第5章 後半生の“心霊研究”説を再検討する――アカシックレコード観点から
5-1. ニュートンの場合:神の全知へ迫る手段
ニュートンが一生涯にわたり探究したのは、「神が創造した宇宙の完全な法則」であった。その根底には、微分積分や力学を生み出した才能と同時に、聖書預言や錬金術から“神の秘密”を読み解こうとする情熱があった。これを単に“心霊研究”と捉えるのは早計で、むしろ宇宙全体を貫く原初の叡智――すなわち神智学でいうアカシックレコードに近い概念を渇望していたと考えると自然だ。
たとえば、錬金術の目的が“物質転換”よりも“本質的な宇宙原理の獲得”にあったとすれば、それは神が記した“全世界の設計図”を解き明かす努力だったと読み替えられる。心霊的な死者交信ではなく、“アカシック的知識”を人間の手で得ようとした、と言い換えられる根拠はここにある。

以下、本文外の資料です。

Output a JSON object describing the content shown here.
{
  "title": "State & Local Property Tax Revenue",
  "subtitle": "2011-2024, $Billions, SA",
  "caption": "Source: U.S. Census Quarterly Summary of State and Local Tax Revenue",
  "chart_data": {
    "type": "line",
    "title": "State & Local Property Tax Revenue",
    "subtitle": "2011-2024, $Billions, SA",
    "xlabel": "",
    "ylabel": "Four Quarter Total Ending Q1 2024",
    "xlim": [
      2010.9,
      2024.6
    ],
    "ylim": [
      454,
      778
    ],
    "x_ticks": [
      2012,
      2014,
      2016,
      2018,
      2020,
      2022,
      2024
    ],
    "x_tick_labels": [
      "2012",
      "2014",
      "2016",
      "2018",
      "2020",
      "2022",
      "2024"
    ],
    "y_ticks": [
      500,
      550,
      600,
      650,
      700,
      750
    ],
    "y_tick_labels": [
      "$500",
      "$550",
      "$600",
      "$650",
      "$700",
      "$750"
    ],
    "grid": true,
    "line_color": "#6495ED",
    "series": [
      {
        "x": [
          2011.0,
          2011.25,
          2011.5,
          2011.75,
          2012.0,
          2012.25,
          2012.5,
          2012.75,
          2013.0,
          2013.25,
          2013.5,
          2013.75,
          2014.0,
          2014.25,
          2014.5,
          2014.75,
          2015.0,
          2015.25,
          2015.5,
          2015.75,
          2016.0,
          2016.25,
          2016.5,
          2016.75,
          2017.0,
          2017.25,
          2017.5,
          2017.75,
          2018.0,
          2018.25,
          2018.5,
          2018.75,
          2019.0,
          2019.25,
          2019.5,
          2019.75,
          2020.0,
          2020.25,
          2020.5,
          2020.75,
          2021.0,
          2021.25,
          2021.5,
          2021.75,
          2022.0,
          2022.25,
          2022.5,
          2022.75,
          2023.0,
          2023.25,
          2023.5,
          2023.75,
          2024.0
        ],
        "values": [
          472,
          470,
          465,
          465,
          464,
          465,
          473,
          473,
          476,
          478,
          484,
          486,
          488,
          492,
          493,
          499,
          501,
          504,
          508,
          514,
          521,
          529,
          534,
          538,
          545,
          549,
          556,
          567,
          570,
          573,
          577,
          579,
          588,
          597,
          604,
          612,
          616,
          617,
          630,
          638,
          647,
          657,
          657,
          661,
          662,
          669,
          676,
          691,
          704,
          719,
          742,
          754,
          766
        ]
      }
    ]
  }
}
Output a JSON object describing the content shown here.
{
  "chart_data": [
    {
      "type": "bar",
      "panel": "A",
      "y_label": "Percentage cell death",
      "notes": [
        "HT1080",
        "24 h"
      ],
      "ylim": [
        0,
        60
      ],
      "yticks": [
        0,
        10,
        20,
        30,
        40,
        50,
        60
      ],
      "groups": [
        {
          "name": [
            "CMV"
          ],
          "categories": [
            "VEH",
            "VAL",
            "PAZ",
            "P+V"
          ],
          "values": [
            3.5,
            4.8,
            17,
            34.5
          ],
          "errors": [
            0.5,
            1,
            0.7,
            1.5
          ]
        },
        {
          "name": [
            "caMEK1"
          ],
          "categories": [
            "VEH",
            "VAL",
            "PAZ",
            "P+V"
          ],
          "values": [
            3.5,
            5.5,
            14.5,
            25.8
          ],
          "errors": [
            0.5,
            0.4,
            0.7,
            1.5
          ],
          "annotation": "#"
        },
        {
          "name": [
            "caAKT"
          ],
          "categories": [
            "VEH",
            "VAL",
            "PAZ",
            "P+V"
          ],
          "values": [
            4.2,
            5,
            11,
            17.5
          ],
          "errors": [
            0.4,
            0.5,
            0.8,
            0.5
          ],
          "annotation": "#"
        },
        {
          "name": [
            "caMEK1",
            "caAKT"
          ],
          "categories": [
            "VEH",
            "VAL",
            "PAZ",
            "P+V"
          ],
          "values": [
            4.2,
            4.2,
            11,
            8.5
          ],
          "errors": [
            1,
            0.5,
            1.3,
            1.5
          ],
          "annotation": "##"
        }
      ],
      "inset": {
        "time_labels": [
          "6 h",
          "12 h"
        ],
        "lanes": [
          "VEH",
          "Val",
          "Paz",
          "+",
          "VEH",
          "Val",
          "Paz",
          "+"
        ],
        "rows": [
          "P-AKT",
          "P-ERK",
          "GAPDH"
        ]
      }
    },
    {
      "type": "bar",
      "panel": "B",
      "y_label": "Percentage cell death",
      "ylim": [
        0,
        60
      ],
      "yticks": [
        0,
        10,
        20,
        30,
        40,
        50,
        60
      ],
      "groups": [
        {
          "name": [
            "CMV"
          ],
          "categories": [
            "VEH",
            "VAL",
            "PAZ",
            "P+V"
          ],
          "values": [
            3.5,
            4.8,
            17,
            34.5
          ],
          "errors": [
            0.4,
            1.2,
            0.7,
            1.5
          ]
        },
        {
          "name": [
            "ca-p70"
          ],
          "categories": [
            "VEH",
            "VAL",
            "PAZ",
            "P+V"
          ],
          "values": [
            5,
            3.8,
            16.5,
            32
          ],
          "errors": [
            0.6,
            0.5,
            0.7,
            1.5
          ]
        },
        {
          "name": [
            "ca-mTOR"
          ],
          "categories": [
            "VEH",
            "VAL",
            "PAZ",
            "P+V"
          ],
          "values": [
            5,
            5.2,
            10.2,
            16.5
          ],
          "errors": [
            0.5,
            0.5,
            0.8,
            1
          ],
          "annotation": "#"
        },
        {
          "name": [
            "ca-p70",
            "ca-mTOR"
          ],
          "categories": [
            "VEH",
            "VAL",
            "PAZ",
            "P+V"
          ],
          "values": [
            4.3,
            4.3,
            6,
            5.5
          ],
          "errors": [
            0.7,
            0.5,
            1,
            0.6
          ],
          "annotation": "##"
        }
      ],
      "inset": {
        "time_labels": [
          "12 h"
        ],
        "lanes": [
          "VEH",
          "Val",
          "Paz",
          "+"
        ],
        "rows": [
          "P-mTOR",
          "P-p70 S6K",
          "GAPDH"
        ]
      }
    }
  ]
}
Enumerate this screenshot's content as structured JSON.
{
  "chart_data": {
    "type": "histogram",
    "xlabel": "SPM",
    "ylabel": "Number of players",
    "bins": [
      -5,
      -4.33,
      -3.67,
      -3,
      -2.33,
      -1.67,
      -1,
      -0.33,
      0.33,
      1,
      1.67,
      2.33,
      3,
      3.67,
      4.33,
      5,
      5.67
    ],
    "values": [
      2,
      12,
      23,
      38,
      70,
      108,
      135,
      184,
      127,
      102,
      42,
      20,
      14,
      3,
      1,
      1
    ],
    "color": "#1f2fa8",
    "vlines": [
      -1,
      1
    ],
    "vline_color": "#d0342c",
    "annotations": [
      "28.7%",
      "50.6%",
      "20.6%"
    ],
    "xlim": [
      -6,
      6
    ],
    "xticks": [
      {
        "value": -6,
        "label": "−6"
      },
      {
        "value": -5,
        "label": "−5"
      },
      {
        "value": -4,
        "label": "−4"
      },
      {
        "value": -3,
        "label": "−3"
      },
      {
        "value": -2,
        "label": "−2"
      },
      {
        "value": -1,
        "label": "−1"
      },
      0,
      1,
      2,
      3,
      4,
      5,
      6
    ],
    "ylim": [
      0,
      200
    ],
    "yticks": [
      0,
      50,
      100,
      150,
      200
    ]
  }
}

5-2. エジソンの場合:技術を用いた宇宙情報アクセス
エジソンが興味を示したと言われる“霊界電話機”は、死者と話すための装置だとオカルト文献では繰り返し伝えられる。しかしエジソン本人の発言を精査すると、彼が目指したのは“もし意識が物理的に検出可能な何かであれば、その観測装置を作ろう”という科学的態度が色濃い。そして仮に“意識の総体が何らかの形で宇宙に残る”のであれば、そこは限定的な“死者の霊”ではなく、広大で無限の情報が集積した“場”と言える。これを後世の神智学的文脈で言えば“アカシックレコード”に該当する。
つまりエジソンは“死者の霊”ではなく、“思考情報の残滓”や“宇宙の情報の海”にアクセス可能な計測器を作ろうとしていた、と読み解くことができる。これは、心霊主義者がいう交霊会のような試みに比べ、はるかに物理学・電気工学の素養を背景としたアプローチだったと推測される。
5-3. なぜ誤解が広がったか
ニュートンやエジソンほどの偉人が晩年に“不可思議な研究”に取り組んだというエピソードは、マスメディアやオカルト文化にとって非常に魅力的な題材だった。そこから生まれた“心霊研究にハマった”という俗説は広く伝わる一方、史料が示す深層はやや異なるのではないか。むしろ彼らは、神や宇宙の深淵とされる領域――今で言うアカシックレコードに近い概念――を覗こうとしたとも考えられるわけだ。